Sunday, June 23, 2013

AM DXing, CB radio, and the exposure to Ham Radio

What began as an infatuation with music of the 70's, associated audio equipment, and portable AM radios playing Dodger games, quickly moved into the CB era. My dad purchased a brand new 1972 Toyota Landcruiser (boy do I wish I had that!). In the glove box, he mounted the Lafayette 525 mobile CB rig. His CB license number was KGS8585 (Yes, the FCC issued licenses for CB stations then). I have no idea what type of antenna he had mounted on the Landcruiser, but I remember it was a nice long whip antenna. No wonder it worked so well!
The 525 was a very basic, 23 channel AM CB radio of the time. I spent hours sitting in the Toyota listening, and talking to people all over Southern California. It was an innocent, and new adventure for many youngsters of that era. Unlike today, people were friendly and talkative. It was such a cool thing.....talking to strangers without a telephone! I remember my grandmother taking the time to sit with me in the Toyota, and experience the radio that I was so excited about. She did her best, but struggled to adapt to the new technology.

I was infatuated with the idea of talking to people as far away as possible. It was around this time that I had gone to a friends house. His neighbor was a ham operator. There was a huge tower with a yagi antenna on it outside his home. I was invited into his home to see the station. It was a wall of Hammarlund and Hallicrafters gear. The guy had drawers full of QSL cards he had accumulated. He tuned the radio to a ship in distress somewhere in the antarctic. I was beside myself. I couldn't imagine anything more interesting than that!

My parents were on their way to divorce. My dad relocated to Big Bear Lake California, and eventually I made the decision to live with him. Still in love with radio, he bought me a Pace CB-76 base station, and a 5/8 wave ground plane antenna.

This radio was located in an outdoor shed at the home dad was renting at Big Bear Lake Ca. My step-sister and I fought over airtime. She was not nearly as interested as I was in radio, so I was largely in control of the radio station. Besides, all she wanted to do was try to find cute guys. I adopted the "handle" of " Funky Chicken". Yeah, I know. I even had my handle stenciled onto the back of a pullover sweatshirt. It was a magical time. I remember CB radio friends, with the handles "Big Bear Boozer" and "CB Kid". There were CB clubs with member numbers, and I was proud to announce my club affiliation numbers when I did my station ID. I remember that the big thing was to add a "power mic" to the station. I went to the local electronics store (yes we had them in those days) to purchase a Turner + 2 hand mic.

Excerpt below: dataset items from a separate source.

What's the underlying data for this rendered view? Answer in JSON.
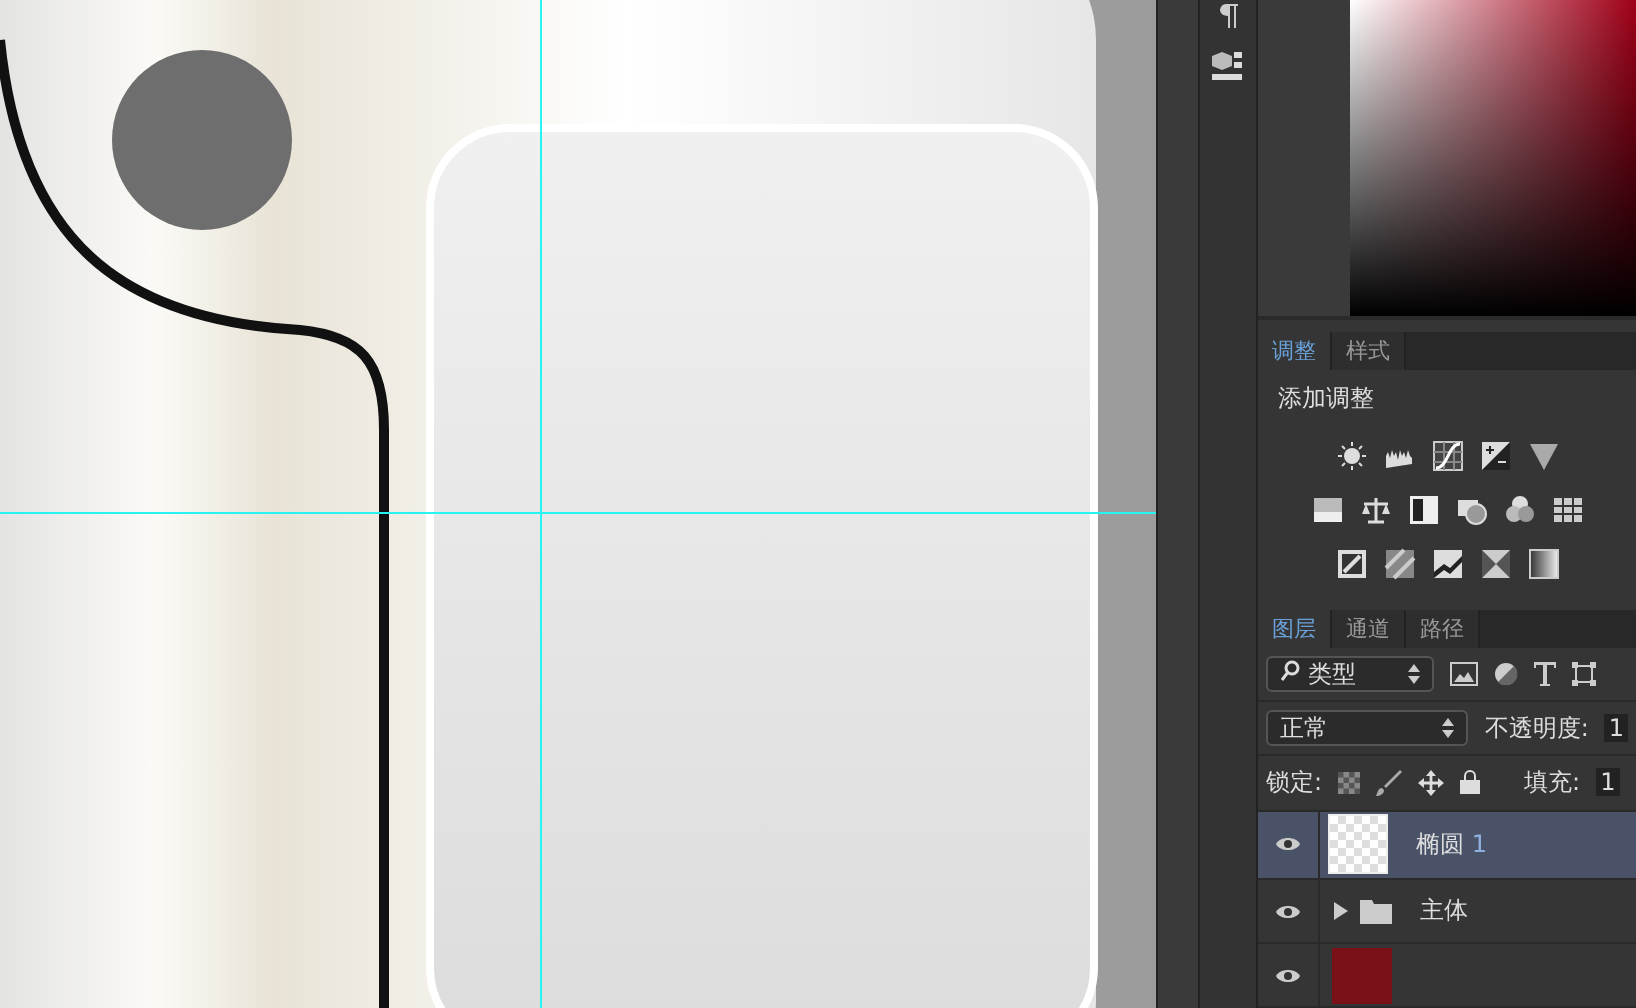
{
  "adjustments_panel": {
    "tabs": [
      {
        "label": "调整",
        "selected": true
      },
      {
        "label": "样式",
        "selected": false
      }
    ],
    "title": "添加调整"
  },
  "layers_panel": {
    "tabs": [
      {
        "label": "图层",
        "selected": true
      },
      {
        "label": "通道",
        "selected": false
      },
      {
        "label": "路径",
        "selected": false
      }
    ],
    "filter": {
      "value": "类型"
    },
    "blend_mode": {
      "value": "正常"
    },
    "opacity": {
      "label": "不透明度:",
      "value": "1"
    },
    "lock": {
      "label": "锁定:"
    },
    "fill": {
      "label": "填充:",
      "value": "1"
    },
    "layers": [
      {
        "kind": "shape",
        "name": "椭圆",
        "suffix": "1",
        "visible": true,
        "selected": true
      },
      {
        "kind": "group",
        "name": "主体",
        "visible": true,
        "selected": false,
        "expanded": false
      },
      {
        "kind": "fill",
        "visible": true,
        "selected": false
      }
    ]
  }
}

All the guys said that my signal was much better than with the stock mic. I was SO proud of that microphone! All the while, I had been listening to AM radio at night. I loved to hear the stations coming in from all over the country, and had begun to keep a log of stations that I was hearing. My love for radio was all about hearing signals from as far away as I could. Dad took us camping in the desert, and I would take a portable AM radio and connect it to a long copper wire on the ground (BOG)! From the tent, I would log stations even further away than I was able to log from home. Things were starting to get serious. While registering for my freshman year of high school, I was forced to choose an elective. Being late in the game, I was left with the class that nobody else wanted....electronics. That class changed everything. The instructor was Gary Moran, W6RAG. When I mentioned to him my love of radio, he quickly invited me to see the Big Bear Lake High School club Ham station, WA6OBA. After school, me and a few others went into the back of the classroom, where Mr. Moran opened up a large cabinet to reveal a couple of old Hammarlund radios. He turned them on, got on 15 meters, and worked a station in New Hampshire. I was beside myself. At that point, I didn't even know about SSB on 11 meters. I was very happy to have worked Victorville, a scant 30 miles away, on my AM base station! The idea that someone could talk across the country was stunning to me. Mr. Moran made us an offer; He said "you can come into this back room for each class period, and study for your amateur radio novice license. If you pass the novice test, you will get an automatic "A" in the class." Well, that was a no brainer! I spent my class time learning theory, and CW. I practiced with my code oscillator (that I built) at home, and studied the Radio Shack study guide "from 5 watts to 1000 watts". While we studied, we even built a basic 10 watt CW transmitter. When it came time to take the test, I passed. I was awarded the FCC Novice license, with the call sign WD6HFC. I hooked up the 10 watt transmitter that I built, to a wire stretched out of my 2nd story window. Based on the recommendation of Mr. Moran, I talked my dad into buying me a Drake 2b receiver, with the 2bq speaker. 

This radio was magic at my fingertips! I listened to hams and shortwave stations all over the globe. Needless to say, the CB did not last long. I quickly started making contacts on the Novice CW bands. At that time, a Novice could only use CW, and Mr. Moran hooked me up with a better transmitter. It was some sort of old WW2 Navy surplus radio with a home made power supply. It was probably in the neighborhood of 75 watts. I was talking to people all over the united states via CW, as a freshman in high school. It was amazing.